18  Managed to get extremely competitive after hospital department’s opening
Fine surface.  ENT is the hospital Ear, Nose and Throat department; then you’ve got RAN for ‘managed’ and CE for the first and last letters of ‘competitive’.

20  Requiring unusual strength to turn it – I can’t
(IT I CAN’T)*  ‘To turn’ is the anagrind.

21  Kind of government found in African country
Another really good, misleading surface.  The definition is ‘kind’ and it’s an insertion of G in BENIN.

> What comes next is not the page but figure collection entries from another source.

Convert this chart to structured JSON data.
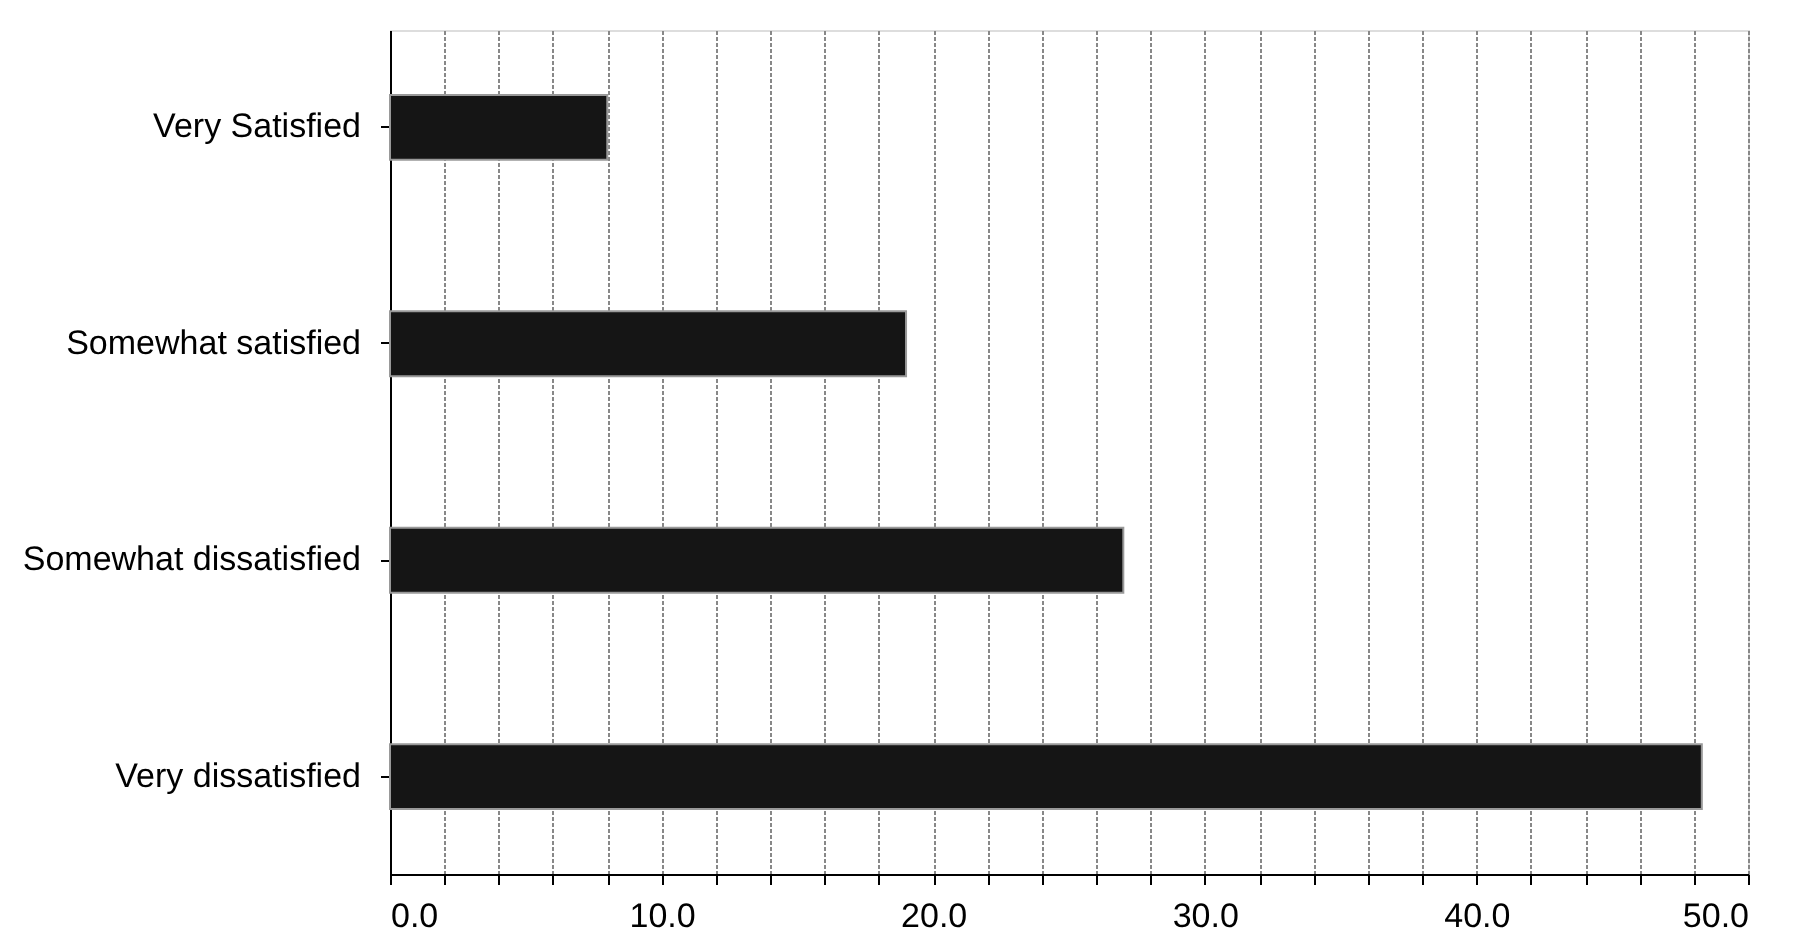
{
  "chart_data": {
    "type": "bar",
    "orientation": "horizontal",
    "categories": [
      "Very Satisfied",
      "Somewhat satisfied",
      "Somewhat dissatisfied",
      "Very dissatisfied"
    ],
    "values": [
      8.0,
      19.0,
      27.0,
      48.3
    ],
    "color": "#151515",
    "xlim": [
      0,
      50
    ],
    "xticks": [
      {
        "value": 0,
        "label": "0.0"
      },
      {
        "value": 2,
        "label": null
      },
      {
        "value": 4,
        "label": null
      },
      {
        "value": 6,
        "label": null
      },
      {
        "value": 8,
        "label": null
      },
      {
        "value": 10,
        "label": "10.0"
      },
      {
        "value": 12,
        "label": null
      },
      {
        "value": 14,
        "label": null
      },
      {
        "value": 16,
        "label": null
      },
      {
        "value": 18,
        "label": null
      },
      {
        "value": 20,
        "label": "20.0"
      },
      {
        "value": 22,
        "label": null
      },
      {
        "value": 24,
        "label": null
      },
      {
        "value": 26,
        "label": null
      },
      {
        "value": 28,
        "label": null
      },
      {
        "value": 30,
        "label": "30.0"
      },
      {
        "value": 32,
        "label": null
      },
      {
        "value": 34,
        "label": null
      },
      {
        "value": 36,
        "label": null
      },
      {
        "value": 38,
        "label": null
      },
      {
        "value": 40,
        "label": "40.0"
      },
      {
        "value": 42,
        "label": null
      },
      {
        "value": 44,
        "label": null
      },
      {
        "value": 46,
        "label": null
      },
      {
        "value": 48,
        "label": null
      },
      {
        "value": 50,
        "label": "50.0"
      }
    ],
    "grid": "x"
  }
}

22  It’s no longer needed to complete a sentence
A cd, but not a great one in my opinion.  We might have given up on hanging as a form of capital punishment in this country, but there’s still plenty of it going on elsewhere.

24  Drink at home with Bond
A charade of CHA for tea, ‘drink’ and IN for ‘at home’.

26  Desire causes a fascinating woman to lose her head

Many thanks to Poins for an enjoyable Sunday Prize Puzzle.

4 Responses to “Independent on Sunday 1131/Poins”

  1. flashling says:

    Hi Pierre, didn’t do this as was too busy doing Dean’s Sunday Times, have to agree with you about 1ac and I’d have gone straight for Eiderdown too. Like Benign, great clue.

  2. Stella Heath says:

    Thanks Pierre and Poins.

    There don’t seem to be many people around today – is it some kind of holiday over there?

    For what it’s worth, 14d was my last in, and only after cheating to reveal the PIG!

    As you say, there are some very good surfaces here, and I didn’t have the trouble you did with entering wrong answers – an advantage of solving on-line :)

  3. Eileen says:

    Hi Pierre – and thanks for the blog.

    As Stella says, it’s a bit quiet here – but that seems to be the way with weekend blogs.

    I wasn’r beguiled [this time] by ‘eiderdown’ because I’ve seen NIGHTGOWN [more than once] before.

    Re 1ac: the only way I could see turn = cast was in an expression like ‘cast your eye’ – but I don’t like it much.

  4. sidey says:

    Turn out, cast out, fairly close.